The pill changed those dynamics. It meant that unmarried women could have sex with substantially less risk of an unwanted pregnancy. But it also changed the whole pattern of marriage. People—particularly people with college educations—started to marry later. Why hurry? Even women who didn’t use the pill found that they didn’t have to rush into marriage, either, because there would still be plenty of single men to marry a little later in life. The babies started to arrive later, and at a time that women chose for themselves. And that meant that women, at least, had time to establish professional careers.

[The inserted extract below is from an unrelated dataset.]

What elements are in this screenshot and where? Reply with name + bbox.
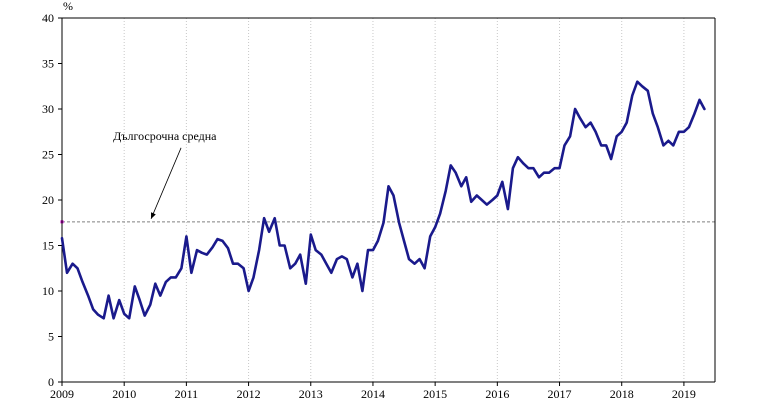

Of course, many other parts of life were changing for American women in the 1970s. There was the legalization of abortion, laws against sex discrimination, and the social movement of feminism. Young men were being drafted to fight in Vietnam, leaving employers keen to recruit women in their place.

But a careful statistical study by the Harvard economists Claudia Goldin and Lawrence Katz strongly suggests that the pill must have played a major role in allowing women to delay marriage, delay motherhood, and invest in their own careers. When you look at the other factors that were changing, the timing isn’t quite right to explain what happened. But when Goldin and Katz tracked the availability of the pill to young women, state by state, they showed that as each state opened access to the technology, the enrollment rate in professional courses soared—and so did women’s wages.4

A few years ago, the economist Amalia Miller used a variety of clever statistical methods to demonstrate that if a woman in her twenties was able to delay motherhood by one year, her lifetime earnings would rise by 10 percent: that was some measure of the vast advantage to a woman of completing her studies and securing her career before having children.5 But the young women of the 1970s didn’t need to see Amalia Miller’s research; they already knew it was true. As the pill became widely available, they signed up for long professional courses in unheard-of numbers.

American women today can look across the Pacific Ocean for a vision of an alternative reality. In Japan, one of the world’s most technologically advanced societies, the pill wasn’t approved for use until 1999. Japanese women had to wait thirty-nine years longer than American women for the same contraceptive. In contrast, when the erection-boosting drug Viagra was approved in the United States, Japan was just a few months behind.6 Gender inequality in Japan is generally reckoned to be worse than anywhere else in the developed world, with women continuing to struggle for recognition in the workplace.7 It is impossible to disentangle cause and effect there, but the experience in the United States suggests that it is no coincidence: delay the pill by two generations, and the economic impact on women will be enormous. It is a tiny little pill that continues to transform the world economy.